Q. In the film, Colonel Mucci seems reluctant to allow Filipino
guerillas to help in the operation. True?
A. Actually, no. The assistance of Filipino insurgents was vital
to the operation's success, and Mucci knew it. The guerillas knew
the countryside intimately, as well as the position of all Japanese
garrisons.

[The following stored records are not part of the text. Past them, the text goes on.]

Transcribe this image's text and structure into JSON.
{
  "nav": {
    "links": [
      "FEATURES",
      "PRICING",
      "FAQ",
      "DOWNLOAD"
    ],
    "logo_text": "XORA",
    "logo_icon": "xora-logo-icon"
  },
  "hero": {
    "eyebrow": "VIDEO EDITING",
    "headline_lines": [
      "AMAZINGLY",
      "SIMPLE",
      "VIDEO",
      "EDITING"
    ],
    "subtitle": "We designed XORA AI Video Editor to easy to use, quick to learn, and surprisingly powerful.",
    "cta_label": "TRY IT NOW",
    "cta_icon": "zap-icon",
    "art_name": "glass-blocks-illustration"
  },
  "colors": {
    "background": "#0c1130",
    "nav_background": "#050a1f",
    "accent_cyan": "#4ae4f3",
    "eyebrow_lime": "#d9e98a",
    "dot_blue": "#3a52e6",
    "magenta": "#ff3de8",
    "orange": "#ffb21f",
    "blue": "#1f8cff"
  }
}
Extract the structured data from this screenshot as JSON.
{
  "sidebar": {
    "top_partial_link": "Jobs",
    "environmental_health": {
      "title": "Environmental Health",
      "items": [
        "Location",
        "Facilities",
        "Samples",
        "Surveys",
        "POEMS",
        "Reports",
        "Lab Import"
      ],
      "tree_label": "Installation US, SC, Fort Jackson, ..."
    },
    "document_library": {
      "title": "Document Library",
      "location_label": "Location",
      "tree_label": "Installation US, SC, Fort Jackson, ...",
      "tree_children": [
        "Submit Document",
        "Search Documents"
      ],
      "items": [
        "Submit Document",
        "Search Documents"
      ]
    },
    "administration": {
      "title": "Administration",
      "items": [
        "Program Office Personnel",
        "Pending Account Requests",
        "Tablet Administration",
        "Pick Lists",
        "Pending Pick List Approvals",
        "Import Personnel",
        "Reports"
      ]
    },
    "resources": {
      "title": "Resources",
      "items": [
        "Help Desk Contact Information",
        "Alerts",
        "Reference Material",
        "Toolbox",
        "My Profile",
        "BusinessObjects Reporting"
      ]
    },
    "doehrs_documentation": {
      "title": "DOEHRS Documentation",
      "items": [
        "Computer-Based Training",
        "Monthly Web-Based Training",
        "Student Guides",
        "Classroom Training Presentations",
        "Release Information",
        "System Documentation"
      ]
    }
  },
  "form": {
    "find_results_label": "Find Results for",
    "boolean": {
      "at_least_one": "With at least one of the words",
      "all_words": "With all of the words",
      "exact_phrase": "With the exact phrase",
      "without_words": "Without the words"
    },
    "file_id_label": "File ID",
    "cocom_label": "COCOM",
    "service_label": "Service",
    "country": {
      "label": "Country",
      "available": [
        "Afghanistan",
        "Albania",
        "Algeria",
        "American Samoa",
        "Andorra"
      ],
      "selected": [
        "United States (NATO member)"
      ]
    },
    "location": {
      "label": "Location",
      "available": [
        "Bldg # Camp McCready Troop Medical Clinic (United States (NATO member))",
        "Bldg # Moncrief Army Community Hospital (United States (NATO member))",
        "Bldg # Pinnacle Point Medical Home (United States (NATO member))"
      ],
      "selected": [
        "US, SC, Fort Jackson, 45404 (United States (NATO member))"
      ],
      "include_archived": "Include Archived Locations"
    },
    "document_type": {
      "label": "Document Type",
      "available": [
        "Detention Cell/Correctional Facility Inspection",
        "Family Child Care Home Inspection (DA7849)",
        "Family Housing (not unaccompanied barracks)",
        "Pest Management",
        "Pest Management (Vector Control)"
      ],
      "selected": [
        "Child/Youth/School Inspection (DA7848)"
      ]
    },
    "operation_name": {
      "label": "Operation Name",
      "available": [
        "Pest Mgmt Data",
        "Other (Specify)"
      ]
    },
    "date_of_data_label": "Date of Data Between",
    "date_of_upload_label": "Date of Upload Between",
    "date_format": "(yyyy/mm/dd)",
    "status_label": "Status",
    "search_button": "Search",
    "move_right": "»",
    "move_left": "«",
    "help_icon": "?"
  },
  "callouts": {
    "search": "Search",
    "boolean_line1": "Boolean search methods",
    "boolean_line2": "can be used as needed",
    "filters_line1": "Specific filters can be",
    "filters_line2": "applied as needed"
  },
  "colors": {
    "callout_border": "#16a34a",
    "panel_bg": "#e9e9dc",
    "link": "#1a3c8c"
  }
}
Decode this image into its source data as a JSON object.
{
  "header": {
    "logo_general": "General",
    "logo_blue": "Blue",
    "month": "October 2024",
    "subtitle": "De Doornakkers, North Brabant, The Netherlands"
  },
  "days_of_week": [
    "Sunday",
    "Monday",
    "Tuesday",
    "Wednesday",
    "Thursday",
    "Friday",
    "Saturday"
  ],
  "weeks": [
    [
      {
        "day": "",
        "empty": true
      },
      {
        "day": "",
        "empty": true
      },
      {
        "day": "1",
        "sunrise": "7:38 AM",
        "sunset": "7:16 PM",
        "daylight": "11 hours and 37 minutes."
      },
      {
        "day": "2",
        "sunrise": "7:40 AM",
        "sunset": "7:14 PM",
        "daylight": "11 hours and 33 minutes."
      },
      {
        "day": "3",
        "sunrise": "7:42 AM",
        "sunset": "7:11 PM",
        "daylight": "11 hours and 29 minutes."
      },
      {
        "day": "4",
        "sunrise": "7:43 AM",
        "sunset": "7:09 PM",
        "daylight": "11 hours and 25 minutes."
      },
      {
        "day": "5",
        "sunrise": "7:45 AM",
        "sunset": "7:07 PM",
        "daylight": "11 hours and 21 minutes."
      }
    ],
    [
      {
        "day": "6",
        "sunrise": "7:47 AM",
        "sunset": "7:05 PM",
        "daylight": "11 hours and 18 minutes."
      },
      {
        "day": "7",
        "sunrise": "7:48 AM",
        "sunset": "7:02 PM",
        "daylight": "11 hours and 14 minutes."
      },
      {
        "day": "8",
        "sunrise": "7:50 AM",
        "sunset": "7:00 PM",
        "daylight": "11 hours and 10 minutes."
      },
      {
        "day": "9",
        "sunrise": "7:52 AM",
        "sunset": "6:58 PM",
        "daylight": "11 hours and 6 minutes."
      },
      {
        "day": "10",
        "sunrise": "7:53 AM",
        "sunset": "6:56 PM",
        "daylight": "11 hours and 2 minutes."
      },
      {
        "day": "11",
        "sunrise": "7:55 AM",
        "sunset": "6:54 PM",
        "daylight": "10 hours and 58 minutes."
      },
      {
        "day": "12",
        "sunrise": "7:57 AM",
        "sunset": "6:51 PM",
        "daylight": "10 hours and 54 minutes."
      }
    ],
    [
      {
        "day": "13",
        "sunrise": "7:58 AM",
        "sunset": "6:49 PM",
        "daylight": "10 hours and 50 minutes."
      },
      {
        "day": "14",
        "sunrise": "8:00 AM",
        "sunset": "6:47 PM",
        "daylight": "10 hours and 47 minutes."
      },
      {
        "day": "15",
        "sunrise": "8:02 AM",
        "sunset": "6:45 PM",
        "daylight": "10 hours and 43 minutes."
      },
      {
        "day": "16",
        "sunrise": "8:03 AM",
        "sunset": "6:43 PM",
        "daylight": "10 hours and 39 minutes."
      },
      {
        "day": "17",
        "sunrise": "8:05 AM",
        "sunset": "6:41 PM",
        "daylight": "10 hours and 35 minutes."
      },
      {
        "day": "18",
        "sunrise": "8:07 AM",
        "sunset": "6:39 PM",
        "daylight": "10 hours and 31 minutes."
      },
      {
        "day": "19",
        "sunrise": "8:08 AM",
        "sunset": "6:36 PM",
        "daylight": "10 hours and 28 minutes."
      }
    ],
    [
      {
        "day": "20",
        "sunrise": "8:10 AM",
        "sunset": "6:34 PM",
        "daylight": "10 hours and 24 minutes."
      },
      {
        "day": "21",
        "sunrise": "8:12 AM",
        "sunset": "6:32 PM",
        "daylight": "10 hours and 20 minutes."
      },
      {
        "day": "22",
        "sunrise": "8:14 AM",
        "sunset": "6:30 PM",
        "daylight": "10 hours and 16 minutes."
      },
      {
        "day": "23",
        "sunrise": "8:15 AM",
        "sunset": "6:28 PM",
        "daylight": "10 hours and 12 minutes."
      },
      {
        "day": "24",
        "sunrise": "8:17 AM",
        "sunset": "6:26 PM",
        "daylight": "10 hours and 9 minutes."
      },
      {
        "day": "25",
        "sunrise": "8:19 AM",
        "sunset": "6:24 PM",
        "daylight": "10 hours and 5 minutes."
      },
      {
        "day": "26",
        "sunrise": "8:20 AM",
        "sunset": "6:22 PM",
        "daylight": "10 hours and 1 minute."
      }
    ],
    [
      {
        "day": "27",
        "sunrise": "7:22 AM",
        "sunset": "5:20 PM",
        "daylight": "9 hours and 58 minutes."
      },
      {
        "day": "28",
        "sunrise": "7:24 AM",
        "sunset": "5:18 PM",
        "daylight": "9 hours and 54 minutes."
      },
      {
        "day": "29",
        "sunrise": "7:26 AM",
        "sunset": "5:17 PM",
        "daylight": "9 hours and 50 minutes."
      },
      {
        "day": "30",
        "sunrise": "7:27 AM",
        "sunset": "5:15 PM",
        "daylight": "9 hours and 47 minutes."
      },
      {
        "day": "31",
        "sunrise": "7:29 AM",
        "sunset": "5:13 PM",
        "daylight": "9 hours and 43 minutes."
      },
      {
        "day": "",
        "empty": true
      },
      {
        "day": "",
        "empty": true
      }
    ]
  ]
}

Filipinos were also crucial in attacking Japanese reinforcements
during the actual camp raid.
Filipino loyalty to the American army was intriguing, though, since
relations between the two were often strained under American occupation
(the U.S. ruled the Philippines as a colony from 1902-1946.) But
after the Japanese takeover, the Filipinos apparently decided that,
as landlords go, the Japanese were infinitely worse than the Americans,
and began waging a fierce insurgency campaign against their new
occupiers.
Q. Did one American soldier panic at the last minute, and almost
ruin the raid?
A. Apparently not. But that's Historical Film Rule #4: In any (historically
accurate) dramatic situation, inject a little more (fictional) tension.
Q. What's a good book for more info?
A. Ghost Soldiers by Hampton Sides is a terrific read, as
is The Great Raid on Cabanatuan by William Breuer.
These books are also, to be brutally honest, better than this film.
The Great Raid tries hard, and means well, but never really captures
the captivating drama of this real-life event.
But if we're still waiting for a great movie about the Pacific
War, one that can help reawaken popular interest in it, it's nice
to know we've got some great books to help fill the gap.